A: Ferhana Jelaludin, Programme Engagement consultant for Mercy Corps AgriFin - Ethiopia and one of the panellists, emphasised the need to reframe challenges as opportunities, and the importance of learning from other countries in Africa, Asia and elsewhere.  She said: “By seizing the late-comer advantage, we can somehow skip the trial-and-error phase and implement what has already been proven in other countries. One caveat is that the solution has to be tailored to the Ethiopian context and the challenges being experienced locally.”

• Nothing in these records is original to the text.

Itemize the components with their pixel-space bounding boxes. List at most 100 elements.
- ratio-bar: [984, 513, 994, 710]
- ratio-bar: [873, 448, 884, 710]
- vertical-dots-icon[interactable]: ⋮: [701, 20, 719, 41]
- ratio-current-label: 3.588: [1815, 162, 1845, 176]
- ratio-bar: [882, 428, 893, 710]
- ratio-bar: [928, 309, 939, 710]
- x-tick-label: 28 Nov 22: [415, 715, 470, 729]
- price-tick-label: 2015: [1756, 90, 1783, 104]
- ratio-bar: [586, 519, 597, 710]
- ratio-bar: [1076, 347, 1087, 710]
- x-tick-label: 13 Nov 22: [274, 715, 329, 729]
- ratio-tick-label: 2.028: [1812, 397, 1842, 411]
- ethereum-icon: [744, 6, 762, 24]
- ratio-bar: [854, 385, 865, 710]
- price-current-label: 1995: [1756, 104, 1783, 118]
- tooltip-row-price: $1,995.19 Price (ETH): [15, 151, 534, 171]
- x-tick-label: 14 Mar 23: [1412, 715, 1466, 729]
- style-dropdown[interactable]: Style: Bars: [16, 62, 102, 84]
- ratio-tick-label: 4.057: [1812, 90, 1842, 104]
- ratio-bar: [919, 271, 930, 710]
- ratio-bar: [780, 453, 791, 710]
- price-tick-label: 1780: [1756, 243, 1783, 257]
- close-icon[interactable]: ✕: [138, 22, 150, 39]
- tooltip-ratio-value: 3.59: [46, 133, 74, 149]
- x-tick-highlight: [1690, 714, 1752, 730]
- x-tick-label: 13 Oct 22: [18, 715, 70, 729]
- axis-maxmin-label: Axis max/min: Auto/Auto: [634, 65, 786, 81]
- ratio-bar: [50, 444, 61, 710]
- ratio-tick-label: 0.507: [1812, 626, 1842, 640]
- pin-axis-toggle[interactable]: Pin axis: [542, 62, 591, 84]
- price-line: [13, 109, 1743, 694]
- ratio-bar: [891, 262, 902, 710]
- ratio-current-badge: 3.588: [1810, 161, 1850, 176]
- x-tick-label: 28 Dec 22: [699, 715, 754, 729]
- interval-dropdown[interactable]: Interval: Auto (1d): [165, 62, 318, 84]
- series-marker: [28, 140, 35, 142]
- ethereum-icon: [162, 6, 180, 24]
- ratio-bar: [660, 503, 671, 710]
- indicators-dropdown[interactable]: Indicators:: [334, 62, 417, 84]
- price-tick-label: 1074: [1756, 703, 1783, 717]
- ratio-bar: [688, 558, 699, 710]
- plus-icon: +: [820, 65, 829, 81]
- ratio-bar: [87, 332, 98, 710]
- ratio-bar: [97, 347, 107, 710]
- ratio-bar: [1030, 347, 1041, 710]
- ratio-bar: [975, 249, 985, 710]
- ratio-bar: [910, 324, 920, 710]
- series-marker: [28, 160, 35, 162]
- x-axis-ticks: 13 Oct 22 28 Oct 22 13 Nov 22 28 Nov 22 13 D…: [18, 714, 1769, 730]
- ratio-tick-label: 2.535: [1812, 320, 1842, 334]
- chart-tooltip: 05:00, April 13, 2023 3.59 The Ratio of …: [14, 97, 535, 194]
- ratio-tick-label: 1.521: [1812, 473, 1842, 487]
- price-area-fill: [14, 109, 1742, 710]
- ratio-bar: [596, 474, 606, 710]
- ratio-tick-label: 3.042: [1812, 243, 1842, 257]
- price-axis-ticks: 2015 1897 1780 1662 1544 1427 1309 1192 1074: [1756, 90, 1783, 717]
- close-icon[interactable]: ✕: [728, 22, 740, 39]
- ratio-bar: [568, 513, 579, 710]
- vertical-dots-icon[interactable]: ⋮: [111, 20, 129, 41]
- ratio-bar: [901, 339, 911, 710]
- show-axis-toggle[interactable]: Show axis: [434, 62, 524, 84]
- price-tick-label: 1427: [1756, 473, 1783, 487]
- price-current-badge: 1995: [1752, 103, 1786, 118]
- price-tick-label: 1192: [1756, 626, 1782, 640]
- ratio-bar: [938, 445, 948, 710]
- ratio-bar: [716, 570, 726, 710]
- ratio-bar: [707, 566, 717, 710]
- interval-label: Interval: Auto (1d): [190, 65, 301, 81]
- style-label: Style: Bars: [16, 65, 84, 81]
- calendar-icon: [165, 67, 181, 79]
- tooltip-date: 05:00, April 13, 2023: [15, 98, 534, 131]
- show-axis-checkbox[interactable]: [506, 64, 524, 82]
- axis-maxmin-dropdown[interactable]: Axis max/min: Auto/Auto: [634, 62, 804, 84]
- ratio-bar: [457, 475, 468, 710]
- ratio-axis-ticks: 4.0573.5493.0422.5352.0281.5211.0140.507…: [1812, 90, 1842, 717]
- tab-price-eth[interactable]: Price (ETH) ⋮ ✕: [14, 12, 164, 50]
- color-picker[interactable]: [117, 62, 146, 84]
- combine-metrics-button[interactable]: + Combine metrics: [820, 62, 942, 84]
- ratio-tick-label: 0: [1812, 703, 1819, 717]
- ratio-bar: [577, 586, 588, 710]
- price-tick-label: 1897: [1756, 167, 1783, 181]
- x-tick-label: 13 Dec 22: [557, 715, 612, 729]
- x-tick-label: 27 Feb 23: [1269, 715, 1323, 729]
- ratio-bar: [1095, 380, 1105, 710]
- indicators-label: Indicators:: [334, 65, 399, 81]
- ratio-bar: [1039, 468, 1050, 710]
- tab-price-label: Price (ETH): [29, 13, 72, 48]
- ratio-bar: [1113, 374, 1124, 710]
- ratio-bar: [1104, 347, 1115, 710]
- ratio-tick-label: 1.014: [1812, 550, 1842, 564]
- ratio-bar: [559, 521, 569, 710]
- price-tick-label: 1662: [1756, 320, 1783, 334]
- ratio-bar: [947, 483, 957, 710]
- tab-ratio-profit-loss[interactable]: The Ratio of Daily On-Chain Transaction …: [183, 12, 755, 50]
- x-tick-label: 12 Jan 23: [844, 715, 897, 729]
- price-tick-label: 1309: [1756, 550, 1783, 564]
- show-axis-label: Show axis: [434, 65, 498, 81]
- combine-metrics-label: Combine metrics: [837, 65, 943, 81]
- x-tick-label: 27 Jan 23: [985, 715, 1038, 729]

Ferhana Jelaludin, Programme Engagement consultant for Mercy Corps AgriFin - Ethiopia
Ferhana Jelaludin, Programme Engagement consultant for Mercy Corps AgriFin - Ethiopia, speaking at the webinar


Speakers also emphasised that problem and context analysis are key starting points. Carmen Jacquez, SPARC Director of Evidence and Learning - Resilient Dryland Production Systems, Horn of Africa, said the most important starting point was to understand the end user, what they need, and whether existing digital solutions to meet their needs already exist.  She added: “Digital technologies cannot address all needs, nor is the household the only end user.  We often want the pastoralist or smallholder household to be the end user of any digital technology. But first ask yourself whether the household would be better served if the private or public sector had a digital tool that helped them meet a household’s needs.”

She described the complexity of the challenge at hand, saying: “There isn’t one succinct answer to the question on what type of investments can be made to support the adoption of digital solutions in Ethiopia -particularly in the drylands and in pastoralist contexts. We have to layer on all the issues if we want to drive adoption.”

This webinar was the second in a series of three. The first report and subsequent webinar focussed on the Use of Digital Information and Financial Services among Agricultural Producers in Kenya.  Dalberg Research, Mercy Corps AgriFin, and SPARC will be launching the third and final report, and hosting a webinar, focussing on producers in Nigeria in February 2024.